Helpful Clues for Common Diagnoses
Encephalitis
Commonly identified agents: Enterovirus, HSV1, Mycoplasma pneumonia, Epstein-Barr, HHV-6, influenza
Etiology not found in ≈ 50%
Hyperintense on T2WI, FLAIR
Thickened, hyperintense temporal lobe/insular cortex
Herpes Encephalitis
Often bilateral, asymmetric
Look for cingulate gyrus, subfrontal cortex involvement
Restricts strongly on DWI
Enhancement, hemorrhage follow
Helpful Clues for Less Common Diagnoses
Hypomyelination (Pseudo Thick Cortex)
Diminished/absent white matter (WM) myelination for age
Lacks peripheral “arborization” of white matter
Can be primary or secondary
Primary hypomyelination (e.g., Pelizaeus-Merzbacher )
Secondary (prematurity, malnutrition)
Imaging
“Pseudo” thick cortex appearance
Poor gray-white differentiation on T1WI in children > 1 year
Poor gray-white differentiation on T2WI in children > 2 years
Small brain with thin corpus callosum
Tuberous Sclerosis Complex
Flattened, thickened gyri with “blurred”
GM/WM border
Can be calcified, involve entire mantle
Look for subcortical WM hyperintensities, subependymal nodules
Taylor Cortical Dysplasia
Also known as focal cortical dysplasia (FCD) type 2A/B
“Balloon cell” dysplasia
Malformation of cortical development
Refractory focal epilepsy
Thickened cortex with T1 hyperintensity, T2 hypointensity in infancy
Rare Ca++
Lesion conspicuity decreases with WM maturation
Pachygyria-Polymicrogyria
Polymicrogyria → excessively small, prominent convolutions (“gyri on gyri”)
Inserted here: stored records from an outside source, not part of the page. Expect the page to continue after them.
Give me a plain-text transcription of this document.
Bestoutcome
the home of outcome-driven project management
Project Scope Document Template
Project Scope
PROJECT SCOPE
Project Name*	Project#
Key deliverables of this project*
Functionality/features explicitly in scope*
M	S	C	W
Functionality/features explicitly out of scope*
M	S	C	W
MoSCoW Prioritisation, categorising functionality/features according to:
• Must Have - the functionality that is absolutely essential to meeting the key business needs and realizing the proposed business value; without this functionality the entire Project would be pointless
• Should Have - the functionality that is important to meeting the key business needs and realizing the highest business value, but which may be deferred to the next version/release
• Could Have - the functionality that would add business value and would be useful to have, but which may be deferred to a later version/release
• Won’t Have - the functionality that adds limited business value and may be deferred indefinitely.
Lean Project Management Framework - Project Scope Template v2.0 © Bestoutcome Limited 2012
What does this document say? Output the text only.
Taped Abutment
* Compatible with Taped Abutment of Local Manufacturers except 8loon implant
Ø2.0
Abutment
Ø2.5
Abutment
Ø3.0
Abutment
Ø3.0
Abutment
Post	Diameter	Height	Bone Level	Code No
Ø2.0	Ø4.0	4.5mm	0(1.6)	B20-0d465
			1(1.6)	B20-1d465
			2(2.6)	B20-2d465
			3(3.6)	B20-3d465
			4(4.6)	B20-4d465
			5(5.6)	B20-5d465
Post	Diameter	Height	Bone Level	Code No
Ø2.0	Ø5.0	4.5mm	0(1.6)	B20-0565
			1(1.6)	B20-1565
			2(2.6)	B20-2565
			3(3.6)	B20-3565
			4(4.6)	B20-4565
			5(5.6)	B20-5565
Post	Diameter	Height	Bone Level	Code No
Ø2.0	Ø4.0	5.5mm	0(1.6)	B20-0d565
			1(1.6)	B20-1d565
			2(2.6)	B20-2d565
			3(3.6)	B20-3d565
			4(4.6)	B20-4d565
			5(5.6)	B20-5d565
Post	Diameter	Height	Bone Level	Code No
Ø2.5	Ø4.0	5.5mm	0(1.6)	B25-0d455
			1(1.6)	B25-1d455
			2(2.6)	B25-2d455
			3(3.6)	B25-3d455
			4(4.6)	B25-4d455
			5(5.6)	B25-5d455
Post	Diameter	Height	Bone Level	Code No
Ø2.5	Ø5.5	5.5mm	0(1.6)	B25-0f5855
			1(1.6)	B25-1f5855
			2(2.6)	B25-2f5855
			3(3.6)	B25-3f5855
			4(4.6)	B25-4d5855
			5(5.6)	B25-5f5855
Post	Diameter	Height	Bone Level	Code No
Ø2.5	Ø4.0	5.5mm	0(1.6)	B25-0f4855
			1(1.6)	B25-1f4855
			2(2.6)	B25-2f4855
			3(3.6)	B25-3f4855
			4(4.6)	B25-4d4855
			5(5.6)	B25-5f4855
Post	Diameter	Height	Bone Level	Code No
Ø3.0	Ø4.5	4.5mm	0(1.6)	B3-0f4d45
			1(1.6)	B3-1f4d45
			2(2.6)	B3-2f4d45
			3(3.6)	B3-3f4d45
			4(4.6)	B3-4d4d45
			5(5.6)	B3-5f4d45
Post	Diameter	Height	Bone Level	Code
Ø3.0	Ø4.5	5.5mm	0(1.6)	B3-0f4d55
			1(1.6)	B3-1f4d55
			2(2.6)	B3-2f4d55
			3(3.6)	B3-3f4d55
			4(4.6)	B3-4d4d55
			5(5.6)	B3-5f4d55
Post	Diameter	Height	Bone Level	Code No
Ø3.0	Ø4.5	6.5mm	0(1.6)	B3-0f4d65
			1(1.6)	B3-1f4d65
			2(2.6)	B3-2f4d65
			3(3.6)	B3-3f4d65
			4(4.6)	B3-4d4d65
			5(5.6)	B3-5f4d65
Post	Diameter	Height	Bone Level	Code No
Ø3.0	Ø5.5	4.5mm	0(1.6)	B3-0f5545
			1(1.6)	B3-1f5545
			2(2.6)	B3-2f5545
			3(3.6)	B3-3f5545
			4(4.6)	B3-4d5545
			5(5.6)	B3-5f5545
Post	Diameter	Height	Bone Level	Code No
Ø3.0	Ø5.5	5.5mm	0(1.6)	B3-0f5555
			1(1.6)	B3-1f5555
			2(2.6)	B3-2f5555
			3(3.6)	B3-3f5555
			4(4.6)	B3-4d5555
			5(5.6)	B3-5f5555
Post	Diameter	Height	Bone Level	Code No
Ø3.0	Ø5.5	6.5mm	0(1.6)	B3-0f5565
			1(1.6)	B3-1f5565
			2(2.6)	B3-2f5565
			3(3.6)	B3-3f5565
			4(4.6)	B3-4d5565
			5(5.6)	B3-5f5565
Pachygyria (sometimes called incomplete lissencephaly) → thickened, dysplastic cortex
Both cause appearance of “thick cortex” on imaging
Density/signal intensity of affected cortex same as normal gray matter
Hemimegalencephaly
Hamartomatous overgrowth of part/all of a hemisphere
Enlarged hemisphere with thickened, often dysplastic cortex
Ipsilateral ventricle often enlarged, abnormally shaped
White matter often overgrows, is hypermyelinated
Lissencephaly Type 1
Most severe type (complete agyria) is Miller-Dieker syndrome
Thick, multilayered cortex
“Hour glass” configuration with shallow sylvian fissures in severe cases
Helpful Clues for Rare Diagnoses
DNET
Young patient, longstanding seizures
Well-demarcated “bubbly” intracortical mass
Often associated with adjacent cortical dysplasia
Ganglioglioma
Child/young adult, seizures
Superficial hemispheres, temporal lobe
Cyst with nodule, ± Ca++, enhancement typical
Solid ganglioglioma can resemble Taylor cortical dysplasia (TCD does not enhance)
Dysplastic Cerebellar Gangliocytoma
Thickening, overgrowth of cerebellar folia
Gyriform “layered” or “striated” pattern
Can cause significant mass effect
Cowden-Lhermitte-Duclos (COLD) syndrome is considered new phakomatosis
Multiple hamartoma-neoplasia syndrome
Long-term cancer screening (breast, thyroid)
Glioblastoma Multiforme
White matter > > gray matter
Tumor infiltration of cortex, subpial extension may occur late
Hemorrhage, enhancement common
Primary GBM (older patient) 95% necrotic with thick irregular enhancing rim
Secondary GBM (younger patient) shows enhancing focus within lower grade tumor
Gliomatosis Cerebri
Tumor infiltrates but preserves underlying brain architecture
2 or more lobes affected
T2 hyperintense infiltrating mass enlarges cortex, basal ganglia
MRS shows elevated myoinositol (mI)
Most are WHO grade II or III diffusely infiltrating astrocytoma
Meningioangiomatosis
Cortical mass with variable Ca++
Linear &/or gyriform enhancement
Perivascular proliferation of vessels in meninges, cortex
May infiltrate along perivascular spaces, cause mass effect
Congenital Muscular Dystrophy
Cobblestone lissencephaly (overmigration)
Z-shaped brainstem
Hypoplastic rotated cerebellum (similar to Dandy-Walker continuum)
Image Gallery
(Left) Axial NECT in a 4 month old with hypomyelination shows decreased volume and white matter density. The thin arbors of white matter give a false impression that the cortex, especially in the occipital poles, is thickened . (Right) Coronal T2WI MR in an 18 month old with Pelizaeus-Merzbacher disease (PMD) shows white matter hypomyelination in the occipital lobes and cerebellum , giving the appearance of prominent thick cortex.